It's one way to play the game, for sure, but for us it's important to allow everyone to play anything if they want to, and not penalise them for this.
You've just applied the same old erroneous argument that gets trotted out in all these discussions, usually by the same old people. It's tiresome.

A player need only state a goal and approach - "I give a stirring speech to rally the troops, mentioning duty, honor, and loyalty to the king..." or "I pick the lock with my lockpicks." Nothing more. Anything beyond that like flowery, inspiring speeches or discussion about complex engineering is just color and is not applied to the adjudication process. It might be worth Inspiration though if it plays to a character's personality traits, ideal, bond, or flaw.
 

doctorbadwolf

Heretic of The Seventh Circle
You may like the scene, but the film would unquestionably be better without it.
No, it wouldn’t. It certainly isn’t “unquestionable” that it would.
As I’ve told you multiple times, this is a problem I see all the time especially with new DMs, and one of the reasons I advise people not to call for checks if the outcome of the check isn’t consequential.
And again, the failure isn’t in asking for the check, it’s I’m not bothering to think about the potential outcomes. A failure of narration, not of running the mechanics of the game.

Hell, if it’s gotta happen, the check could just determine who succeeds first. Does that “matter”? Not really, but players will still tend to be interested in it.
 

iserith

Magic Wordsmith
"When you try to hide, make a Dexterity (Stealth) check.
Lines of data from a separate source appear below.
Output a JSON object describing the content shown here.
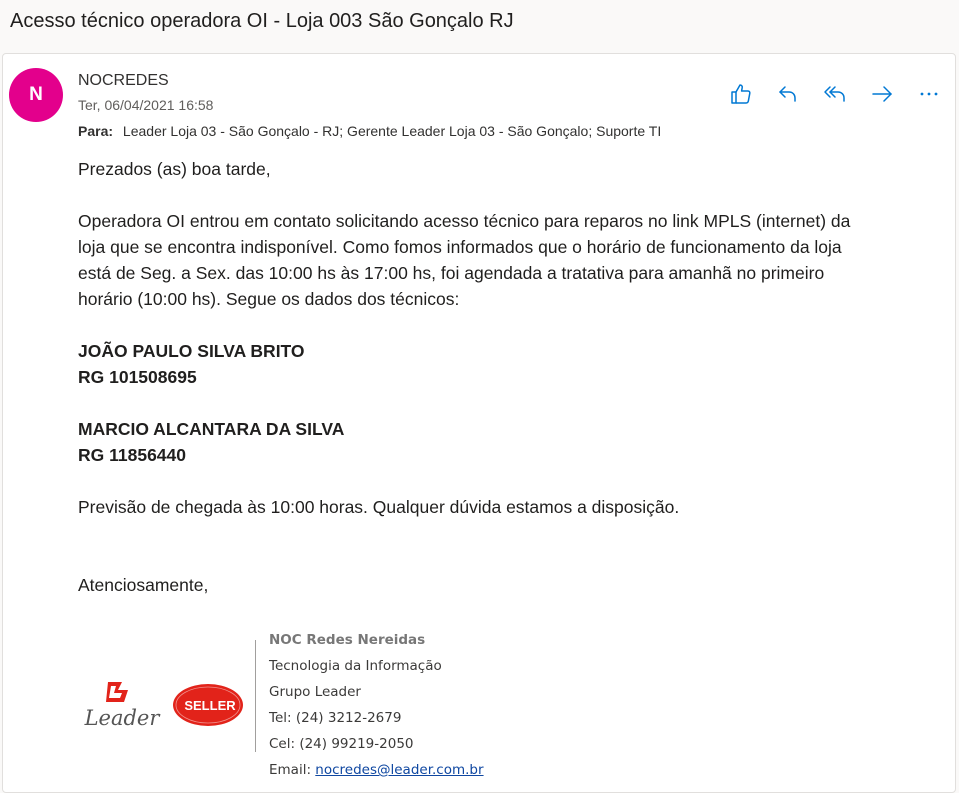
{
  "subject": "Acesso técnico operadora OI - Loja 003 São Gonçalo RJ",
  "message": {
    "avatar_initial": "N",
    "sender": "NOCREDES",
    "date": "Ter, 06/04/2021 16:58",
    "to_label": "Para:",
    "to_value": "Leader Loja 03 - São Gonçalo - RJ; Gerente Leader Loja 03 - São Gonçalo; Suporte TI"
  },
  "actions": [
    {
      "name": "like",
      "icon": "thumbs-up-icon"
    },
    {
      "name": "reply",
      "icon": "reply-icon"
    },
    {
      "name": "reply-all",
      "icon": "reply-all-icon"
    },
    {
      "name": "forward",
      "icon": "forward-icon"
    },
    {
      "name": "more",
      "icon": "more-icon"
    }
  ],
  "body": {
    "greeting": "Prezados (as) boa tarde,",
    "para1": [
      "Operadora OI entrou em contato solicitando acesso técnico para reparos no link MPLS (internet) da",
      "loja que se encontra indisponível. Como fomos informados que o horário de funcionamento da loja",
      "está de Seg. a Sex. das 10:00 hs às 17:00 hs, foi agendada a tratativa para amanhã no primeiro",
      "horário (10:00 hs). Segue os dados dos técnicos:"
    ],
    "tech1_name": "JOÃO PAULO SILVA BRITO",
    "tech1_rg": "RG 101508695",
    "tech2_name": "MARCIO ALCANTARA DA SILVA",
    "tech2_rg": "RG 11856440",
    "eta": "Previsão de chegada às 10:00 horas. Qualquer dúvida estamos a disposição.",
    "closing": "Atenciosamente,"
  },
  "signature": {
    "name": "NOC Redes Nereidas",
    "dept": "Tecnologia da Informação",
    "company": "Grupo Leader",
    "tel": "Tel: (24) 3212-2679",
    "cel": "Cel: (24) 99219-2050",
    "email_label": "Email: ",
    "email": "nocredes@leader.com.br",
    "logo1_text": "Leader",
    "logo2_text": "SELLER"
  },
  "colors": {
    "avatar": "#e3008c",
    "accent": "#0078d4",
    "logo_red": "#e2231a"
  }
}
Until you are discovered or you stop hiding, that check's total is contested by the Wisdom (Perception) check of any creature that actively searches for signs of your presence."
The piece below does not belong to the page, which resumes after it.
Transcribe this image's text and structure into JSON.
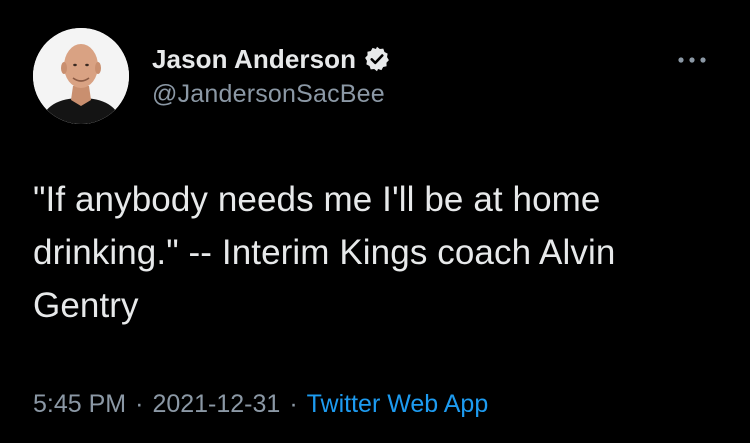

So it's when the creature tries to hide, not when someone is trying to find them.
Those rules cannot be divorced from the other rules about ability checks which is that you call for a roll only when there's uncertainty as to the outcome and a meaningful consequence for failure. Which aren't present if there's nobody to hide from right now. So you make the roll later when there is and - hey what do you know - no issues about "metagaming" arise. No super secret double-blind rolls needed.
 

reelo

Hero
Reminds me of how I handle Stealth. Most other DMs I’ve observed call for a Stealth check right away when a player says their character is sneaking somewhere, even if there’s no one to observe them at that moment, and then refer to that number when/if they pass by an enemy that might spot them. I instead wait until there’s an actual chance the character will be spotted before calling for a Stealth check. Call for the rolls when they’re relevant, I find it’s much more exciting that way.
You should roll the player's Stealth check yourself. Stealth is one of those skills where if the player rolls it, he sees the result and can easily extrapolate an success/failure by the result, and proactively adjust his behaviour. Which is bad, imho.
 

Charlaquin

Goblin Queen (She/Her/Hers)
Unless this is just flavour and good roll will retroactively make the trap (if there is one) to be of such type that it would be detected by the method player described, this becomes just a game of 'guess what the GM is thinking.'
Or, rather, because I make use of telegraphing, it’s a game of “pay attention to environmental cues.”
 

Charlaquin

Goblin Queen (She/Her/Hers)
"When you try to hide, make a Dexterity (Stealth) check. Until you are discovered or you stop hiding, that check's total is contested by the Wisdom (Perception) check of any creature that actively searches for signs of your presence."

So it's when the creature tries to hide, not when someone is trying to find them.
Moving quietly through an empty corridor is not trying to hide. When the enemy guard barks “what was that?” and you dart behind the nearest crate, that’s trying to hide.
 

You should roll the player's Stealth check yourself. Stealth is one of those skills where if the player rolls it, he sees the result and can easily extrapolate an success/failure by the result, and proactively adjust his behaviour. Which is bad, imho.
Maybe. But that's not how I think it. The character actually knows whether they did well. If they roll badly, I will describe them stepping on some twigs that make sound or something like that. What they do not know, how good the potential enemies are at detecting them.
 


Charlaquin

Goblin Queen (She/Her/Hers)
You should roll the player's Stealth check yourself. Stealth is one of those skills where if the player rolls it, he sees the result and can easily extrapolate an success/failure by the result, and proactively adjust his behaviour. Which is bad, imho.
No, I shouldn’t, because I am not afraid of “metagaming” and am perfectly comfortable with players deducing information from the results of their own checks.